Entenda o que aconteceu com Nürburgring e por que o circuito não deve fechar


Apesar da situação delicada do autódromo de Nürburgring, ainda é cedo para afirmar que a Terra Santa do automobilismo mundial desaparecerá para sempre. Na verdade, é pouco provável que o circuito acabe fechado. Para fazer uma analogia recente, simples e direta, Nürburgring está mais para Chrysler que para Saab. Entenda melhor a situação e veja por que você não deve se preocupar.


Nürburgring foi criado pelo governo alemão na década de 1920, e foi mantido por muito tempo com dinheiro público, dos pagadores de impostos alemães. Por todo esse tempo qualquer pessoa poderia usufruir do circuito mediante uma quantia relativamente baixa. Logicamente o custo da manutenção do circuito é alto, e nem mesmo a locação quase mensal para as fábricas ajudava a manter o saldo positivo – especialmente no período entre outubro e março, quando a região começa a esfriar drasticamente à medida em que se aproxima o inverno europeu.

Por isso em 2004 foi apresentado um projeto de revitalização de Nürburgring, que incluiu a construção de um complexo formado por hotel, centro de convenções, shopping e parque de diversões a um custo de 200 milhões de euros. Para colocar o projeto em prática, foi firmado um acordo entre o governo alemão e a empresa privada Nürburgring Automotive GmbH, formando uma iniciativa de capital misto. Três anos depois, o custo do projeto aumentou para 215 milhões de euros, e mesmo sob críticas e questionamentos alertando sobre a inviabilidade de operar com uma demanda mínima superestimada de 500.000 visitantes por ano, em 2008 o banco do estado de Rhineland-Palatinate injetou 85,5 milhões de euros no projeto.

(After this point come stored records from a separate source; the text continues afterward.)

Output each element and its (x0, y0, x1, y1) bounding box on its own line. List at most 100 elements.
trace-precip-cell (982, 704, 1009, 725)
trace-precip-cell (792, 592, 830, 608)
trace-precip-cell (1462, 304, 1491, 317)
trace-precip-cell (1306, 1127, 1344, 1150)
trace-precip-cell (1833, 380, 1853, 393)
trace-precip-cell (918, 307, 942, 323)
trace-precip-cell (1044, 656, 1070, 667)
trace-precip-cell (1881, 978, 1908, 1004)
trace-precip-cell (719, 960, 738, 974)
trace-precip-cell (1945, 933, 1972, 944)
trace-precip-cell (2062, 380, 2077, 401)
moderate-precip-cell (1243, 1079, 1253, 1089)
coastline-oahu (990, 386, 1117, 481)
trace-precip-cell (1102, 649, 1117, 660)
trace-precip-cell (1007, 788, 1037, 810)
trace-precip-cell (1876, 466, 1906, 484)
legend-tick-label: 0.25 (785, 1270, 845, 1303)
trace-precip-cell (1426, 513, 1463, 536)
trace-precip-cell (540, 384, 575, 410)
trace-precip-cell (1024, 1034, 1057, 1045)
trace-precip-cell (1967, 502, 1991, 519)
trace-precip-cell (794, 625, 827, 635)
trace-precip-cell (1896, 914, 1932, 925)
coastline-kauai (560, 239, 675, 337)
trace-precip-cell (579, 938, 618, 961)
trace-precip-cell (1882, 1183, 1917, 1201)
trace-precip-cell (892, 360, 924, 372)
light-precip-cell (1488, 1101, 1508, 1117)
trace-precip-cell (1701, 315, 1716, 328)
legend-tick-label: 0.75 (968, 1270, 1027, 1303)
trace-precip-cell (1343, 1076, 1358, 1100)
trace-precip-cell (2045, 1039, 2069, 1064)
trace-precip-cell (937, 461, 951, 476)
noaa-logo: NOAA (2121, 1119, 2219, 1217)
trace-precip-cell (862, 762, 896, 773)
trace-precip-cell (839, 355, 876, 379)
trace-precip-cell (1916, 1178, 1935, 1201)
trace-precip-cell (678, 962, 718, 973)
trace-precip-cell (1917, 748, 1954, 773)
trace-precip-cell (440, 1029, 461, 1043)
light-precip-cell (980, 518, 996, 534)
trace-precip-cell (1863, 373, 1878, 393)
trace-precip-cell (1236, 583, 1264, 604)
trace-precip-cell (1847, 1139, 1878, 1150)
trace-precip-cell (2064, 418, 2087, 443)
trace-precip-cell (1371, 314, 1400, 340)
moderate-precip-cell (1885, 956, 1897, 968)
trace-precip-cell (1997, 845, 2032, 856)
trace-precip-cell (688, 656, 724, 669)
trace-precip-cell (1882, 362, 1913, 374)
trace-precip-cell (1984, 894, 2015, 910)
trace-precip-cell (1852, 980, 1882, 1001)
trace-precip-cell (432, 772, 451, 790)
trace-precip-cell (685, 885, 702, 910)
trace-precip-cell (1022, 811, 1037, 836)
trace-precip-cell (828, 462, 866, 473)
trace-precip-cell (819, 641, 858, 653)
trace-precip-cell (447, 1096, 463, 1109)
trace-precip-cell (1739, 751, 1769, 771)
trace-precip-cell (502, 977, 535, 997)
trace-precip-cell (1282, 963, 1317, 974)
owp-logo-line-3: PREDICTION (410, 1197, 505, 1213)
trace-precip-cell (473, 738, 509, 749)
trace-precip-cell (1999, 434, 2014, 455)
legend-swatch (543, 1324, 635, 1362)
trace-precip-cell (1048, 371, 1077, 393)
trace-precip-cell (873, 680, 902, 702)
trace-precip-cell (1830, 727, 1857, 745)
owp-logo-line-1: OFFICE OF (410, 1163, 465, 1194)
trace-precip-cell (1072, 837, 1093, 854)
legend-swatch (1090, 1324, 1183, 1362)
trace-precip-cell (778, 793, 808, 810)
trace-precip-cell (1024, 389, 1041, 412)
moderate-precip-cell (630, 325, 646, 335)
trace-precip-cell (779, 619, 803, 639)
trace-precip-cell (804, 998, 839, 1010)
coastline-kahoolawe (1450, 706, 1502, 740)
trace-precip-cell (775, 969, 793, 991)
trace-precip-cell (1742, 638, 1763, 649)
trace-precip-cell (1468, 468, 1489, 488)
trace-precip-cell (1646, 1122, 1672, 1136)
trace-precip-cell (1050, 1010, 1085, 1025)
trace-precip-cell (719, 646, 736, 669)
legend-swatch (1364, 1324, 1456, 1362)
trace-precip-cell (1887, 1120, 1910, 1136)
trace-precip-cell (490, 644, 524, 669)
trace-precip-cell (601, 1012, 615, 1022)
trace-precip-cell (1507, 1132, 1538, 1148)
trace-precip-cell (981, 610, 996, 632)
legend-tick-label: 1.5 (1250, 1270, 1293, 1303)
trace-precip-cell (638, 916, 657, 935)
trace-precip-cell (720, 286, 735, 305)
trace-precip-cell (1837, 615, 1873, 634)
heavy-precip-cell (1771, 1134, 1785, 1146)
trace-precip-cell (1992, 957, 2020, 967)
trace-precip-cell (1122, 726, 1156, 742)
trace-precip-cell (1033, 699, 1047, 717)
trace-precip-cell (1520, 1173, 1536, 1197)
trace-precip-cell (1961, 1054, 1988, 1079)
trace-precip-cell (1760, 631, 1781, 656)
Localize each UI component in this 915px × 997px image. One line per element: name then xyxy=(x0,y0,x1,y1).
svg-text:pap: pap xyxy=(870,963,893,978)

A situação começou a desandar quando descobriu-se uma série de fraudes em pagamentos de comissões por estudos e obras que não haviam sido realizadas. No final de 2009, a seis meses da concessão do complexo à Nürburgring Automotive pelo governo alemão, descobriu-se que a empresa privada não investira um único euro na construção dos prédios, bancada, portanto, por capital oriundo de fundos europeus e do banco nacional alemão. Apesar dos esforços de várias iniciativas privadas locais, o controle do complexo foi passado à Nürburgring Automotive em maio de 2010 por um contrato de 20 anos, e a empresa recebeu um crédito inicial de 40 milhões para começar as operações. Na mesma época tempo foi iniciado um processo para averiguar se houve fraude na concessão de Nürburgring.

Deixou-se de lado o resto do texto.